Eine allgemeingültige maximale Leistung von 30 kWp für PV-Anlagen auf Wohngebäuden gibt es nicht. Welche Anlagengröße technisch und wirtschaftlich sinnvoll ist, hängt unter anderem von Dachfläche, Ausrichtung, Verschattung, Stromverbrauch, Netzanschluss und den technischen Vorgaben des Netzbetreibers ab. Bestimmte Schwellenwerte wie 30 kWp sind jedoch für einzelne steuerliche, rechtliche oder förderbezogene Regelungen relevant.
Darf ich meine PV-Anlage selbst installieren?

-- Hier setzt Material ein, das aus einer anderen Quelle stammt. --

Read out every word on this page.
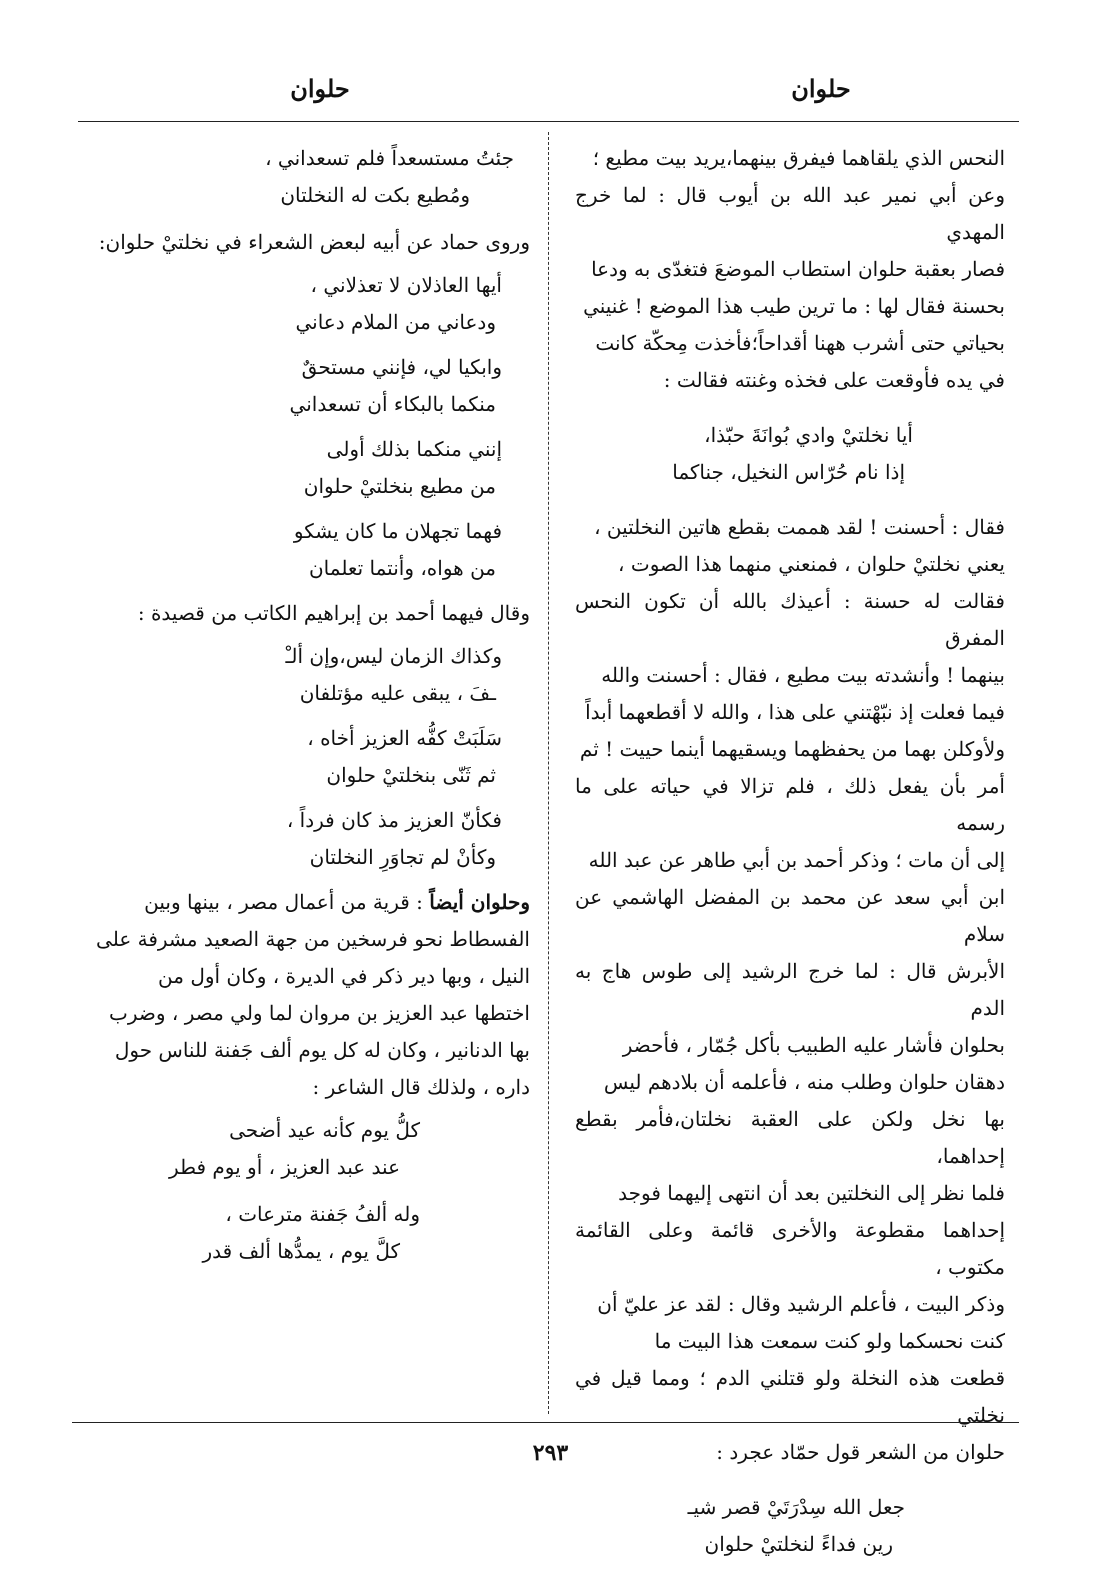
حلوان
حلوان

النحس الذي يلقاهما فيفرق بينهما،يريد بيت مطيع ؛
وعن أبي نمير عبد الله بن أيوب قال : لما خرج المهدي
فصار بعقبة حلوان استطاب الموضعَ فتغدّى به ودعا
بحسنة فقال لها : ما ترين طيب هذا الموضع ! غنيني
بحياتي حتى أشرب ههنا أقداحاً؛فأخذت مِحكّة كانت
في يده فأوقعت على فخذه وغنته فقالت :

أيا نخلتيْ وادي بُوانَةَ حبّذا،
إذا نام حُرّاس النخيل، جناكما

فقال : أحسنت ! لقد هممت بقطع هاتين النخلتين ،
يعني نخلتيْ حلوان ، فمنعني منهما هذا الصوت ،
فقالت له حسنة : أعيذك بالله أن تكون النحس المفرق
بينهما ! وأنشدته بيت مطيع ، فقال : أحسنت والله
فيما فعلت إذ نبّهْتني على هذا ، والله لا أقطعهما أبداً
ولأوكلن بهما من يحفظهما ويسقيهما أينما حييت ! ثم
أمر بأن يفعل ذلك ، فلم تزالا في حياته على ما رسمه
إلى أن مات ؛ وذكر أحمد بن أبي طاهر عن عبد الله
ابن أبي سعد عن محمد بن المفضل الهاشمي عن سلام
الأبرش قال : لما خرج الرشيد إلى طوس هاج به الدم
بحلوان فأشار عليه الطبيب بأكل جُمّار ، فأحضر
دهقان حلوان وطلب منه ، فأعلمه أن بلادهم ليس
بها نخل ولكن على العقبة نخلتان،فأمر بقطع إحداهما،
فلما نظر إلى النخلتين بعد أن انتهى إليهما فوجد
إحداهما مقطوعة والأخرى قائمة وعلى القائمة مكتوب ،
وذكر البيت ، فأعلم الرشيد وقال : لقد عز عليّ أن
كنت نحسكما ولو كنت سمعت هذا البيت ما
قطعت هذه النخلة ولو قتلني الدم ؛ ومما قيل في نخلتي
حلوان من الشعر قول حمّاد عجرد :

جعل الله سِدْرَتَيْ قصر شيـ
رين فداءً لنخلتيْ حلوان
جئتُ مستسعداً فلم تسعداني ،
ومُطيع بكت له النخلتان

وروى حماد عن أبيه لبعض الشعراء في نخلتيْ حلوان:

أيها العاذلان لا تعذلاني ،
ودعاني من الملام دعاني
وابكيا لي، فإنني مستحقٌ
منكما بالبكاء أن تسعداني
إنني منكما بذلك أولى
من مطيع بنخلتيْ حلوان
فهما تجهلان ما كان يشكو
من هواه، وأنتما تعلمان

وقال فيهما أحمد بن إبراهيم الكاتب من قصيدة :

وكذاك الزمان ليس،وإن ألـْ
ـفَ ، يبقى عليه مؤتلفان
سَلَبَتْ كفُّه العزيز أخاه ،
ثم ثَنّى بنخلتيْ حلوان
فكأنّ العزيز مذ كان فرداً ،
وكأنْ لم تجاوَرِ النخلتان

وحلوان أيضاً : قرية من أعمال مصر ، بينها وبين
الفسطاط نحو فرسخين من جهة الصعيد مشرفة على
النيل ، وبها دير ذكر في الديرة ، وكان أول من
اختطها عبد العزيز بن مروان لما ولي مصر ، وضرب
بها الدنانير ، وكان له كل يوم ألف جَفنة للناس حول
داره ، ولذلك قال الشاعر :

كلُّ يوم كأنه عيد أضحى
عند عبد العزيز ، أو يوم فطر
وله ألفُ جَفنة مترعات ،
كلَّ يوم ، يمدُّها ألف قدر
٢٩٣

Einzelne mechanische Montagearbeiten können unter bestimmten Voraussetzungen selbst übernommen werden. Arbeiten an der elektrischen Anlage sowie der Anschluss an das öffentliche Stromnetz müssen entsprechend den geltenden Vorgaben von einem dafür qualifizierten beziehungsweise eingetragenen Installationsunternehmen durchgeführt werden. Welche Arbeiten selbst ausgeführt werden können, hängt außerdem von der konkreten Anlage, den technischen Vorgaben und den Anforderungen des Netzbetreibers ab.

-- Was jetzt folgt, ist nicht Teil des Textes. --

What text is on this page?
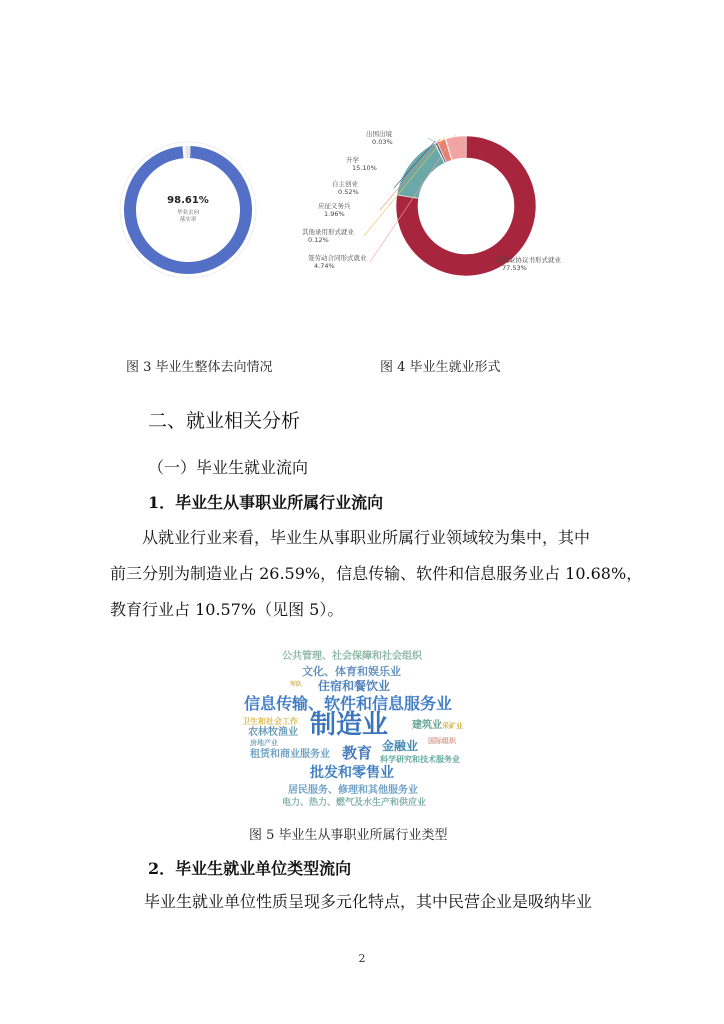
98.61%
毕业去向
落实率
签就业协议书形式就业
77.53%
升学
15.10%
出国出境
0.03%
自主创业
0.52%
应征义务兵
1.96%
其他录用形式就业
0.12%
签劳动合同形式就业
4.74%
图 3 毕业生整体去向情况	图 4 毕业生就业形式
二、就业相关分析
（一）毕业生就业流向
1．毕业生从事职业所属行业流向
从就业行业来看，毕业生从事职业所属行业领域较为集中，其中
前三分别为制造业占 26.59%，信息传输、软件和信息服务业占 10.68%，
教育行业占 10.57%（见图 5）。
公共管理、社会保障和社会组织
文化、体育和娱乐业
军队 住宿和餐饮业
信息传输、软件和信息服务业
卫生和社会工作 制造业 建筑业 采矿业
农林牧渔业
房地产业	国际组织
金融业
租赁和商业服务业 教育 科学研究和技术服务业
批发和零售业
居民服务、修理和其他服务业
电力、热力、燃气及水生产和供应业
图 5 毕业生从事职业所属行业类型
2．毕业生就业单位类型流向
毕业生就业单位性质呈现多元化特点，其中民营企业是吸纳毕业
2
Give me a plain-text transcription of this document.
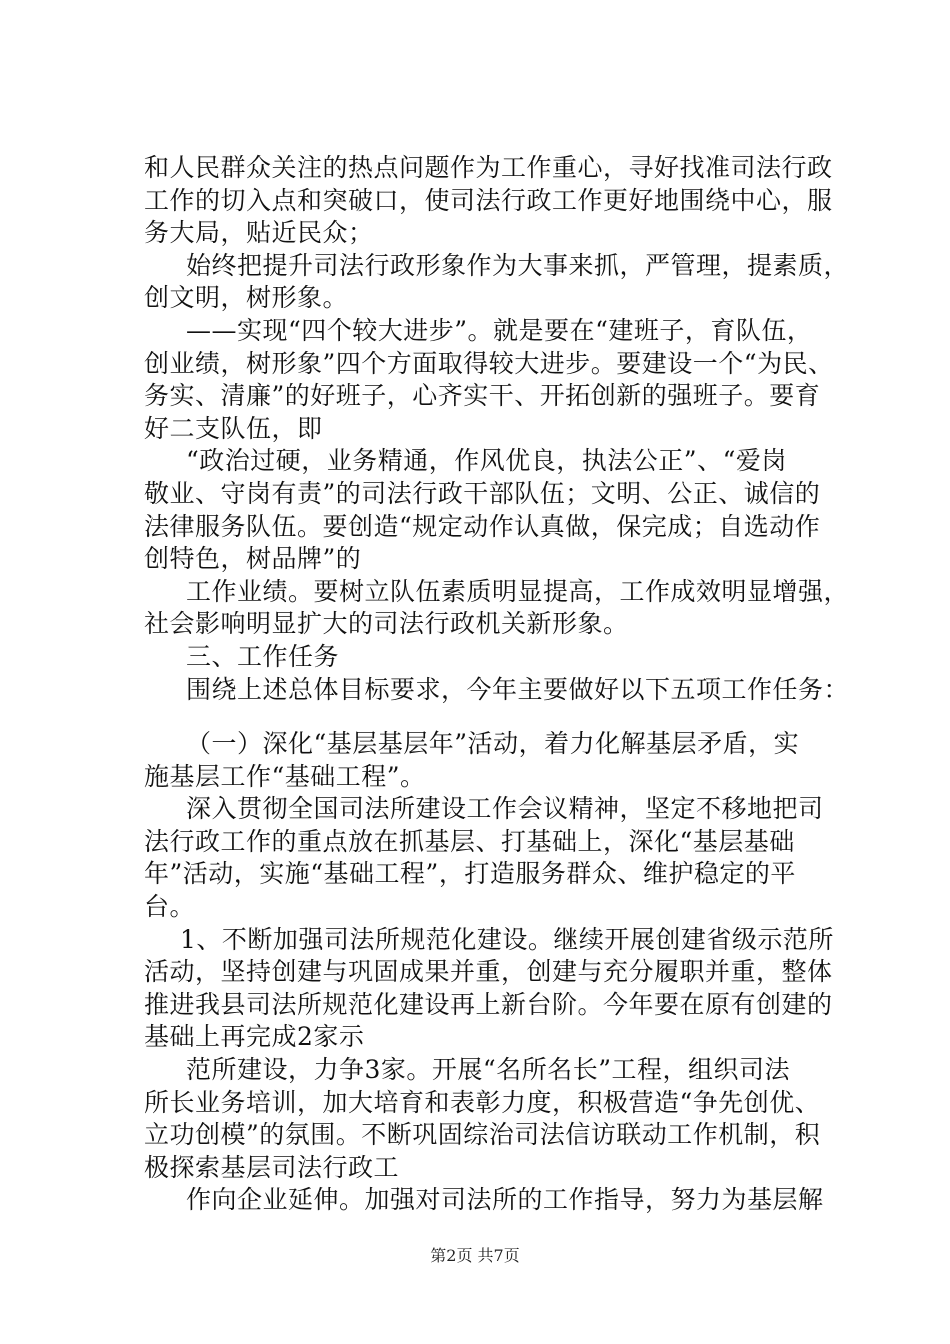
和人民群众关注的热点问题作为工作重心，寻好找准司法行政
工作的切入点和突破口，使司法行政工作更好地围绕中心，服
务大局，贴近民众；
始终把提升司法行政形象作为大事来抓，严管理，提素质，
创文明，树形象。
——实现“四个较大进步”。就是要在“建班子，育队伍，
创业绩，树形象”四个方面取得较大进步。要建设一个“为民、
务实、清廉”的好班子，心齐实干、开拓创新的强班子。要育
好二支队伍，即
“政治过硬，业务精通，作风优良，执法公正”、“爱岗
敬业、守岗有责”的司法行政干部队伍；文明、公正、诚信的
法律服务队伍。要创造“规定动作认真做，保完成；自选动作
创特色，树品牌”的
工作业绩。要树立队伍素质明显提高，工作成效明显增强，
社会影响明显扩大的司法行政机关新形象。
三、工作任务
围绕上述总体目标要求，今年主要做好以下五项工作任务：
（一）深化“基层基层年”活动，着力化解基层矛盾，实
施基层工作“基础工程”。
深入贯彻全国司法所建设工作会议精神，坚定不移地把司
法行政工作的重点放在抓基层、打基础上，深化“基层基础
年”活动，实施“基础工程”，打造服务群众、维护稳定的平
台。
1、不断加强司法所规范化建设。继续开展创建省级示范所
活动，坚持创建与巩固成果并重，创建与充分履职并重，整体
推进我县司法所规范化建设再上新台阶。今年要在原有创建的
基础上再完成2家示
范所建设，力争3家。开展“名所名长”工程，组织司法
所长业务培训，加大培育和表彰力度，积极营造“争先创优、
立功创模”的氛围。不断巩固综治司法信访联动工作机制，积
极探索基层司法行政工
作向企业延伸。加强对司法所的工作指导，努力为基层解
第2页 共7页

Was passiert, wenn ich einen neuen Speicher nicht anmelde?
Ortsfeste Stromspeicher unterliegen grundsätzlich der Registrierungspflicht im Marktstammdatenregister. Eine fehlende oder verspätete Registrierung kann rechtliche Folgen haben und die Auszahlung von EEG-Zahlungen beeinflussen. Welche Folgen im Einzelfall eintreten, hängt von der konkreten Anlage und den gesetzlichen Vorgaben ab.

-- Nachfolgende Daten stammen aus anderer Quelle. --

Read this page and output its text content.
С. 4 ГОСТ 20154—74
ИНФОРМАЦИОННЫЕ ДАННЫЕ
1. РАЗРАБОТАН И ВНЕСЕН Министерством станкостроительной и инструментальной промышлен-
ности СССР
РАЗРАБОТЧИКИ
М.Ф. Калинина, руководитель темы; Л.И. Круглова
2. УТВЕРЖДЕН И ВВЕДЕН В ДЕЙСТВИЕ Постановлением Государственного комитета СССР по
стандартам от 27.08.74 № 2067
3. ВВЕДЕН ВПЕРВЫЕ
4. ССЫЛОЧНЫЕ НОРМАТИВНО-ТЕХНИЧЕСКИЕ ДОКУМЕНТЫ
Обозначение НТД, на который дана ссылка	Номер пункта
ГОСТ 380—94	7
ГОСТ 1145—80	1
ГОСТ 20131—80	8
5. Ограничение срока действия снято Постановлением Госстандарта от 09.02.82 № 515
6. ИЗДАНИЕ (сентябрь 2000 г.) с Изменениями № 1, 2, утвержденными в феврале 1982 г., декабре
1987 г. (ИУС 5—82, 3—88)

Kann ich einen Speicher nachrüsten?
Bei vielen bestehenden PV-Anlagen ist eine Nachrüstung mit einem Batteriespeicher grundsätzlich möglich. Je nach vorhandener Anlage kommen dafür beispielsweise AC- oder DC-gekoppelte Speichersysteme infrage. Ob eine Nachrüstung sinnvoll und technisch umsetzbar ist, hängt unter anderem vom vorhandenen Wechselrichter, der Hausinstallation, dem Messkonzept und dem gewünschten Speichersystem ab.
Wie lange halten Solarmodule?
Photovoltaikmodule sind auf eine lange Nutzungsdauer ausgelegt und können 25 Jahre oder länger Strom erzeugen. Viele Hersteller bieten Leistungsgarantien über 25 Jahre, deren konkrete Bedingungen und garantierte Restleistung jedoch je nach Modul und Hersteller variieren.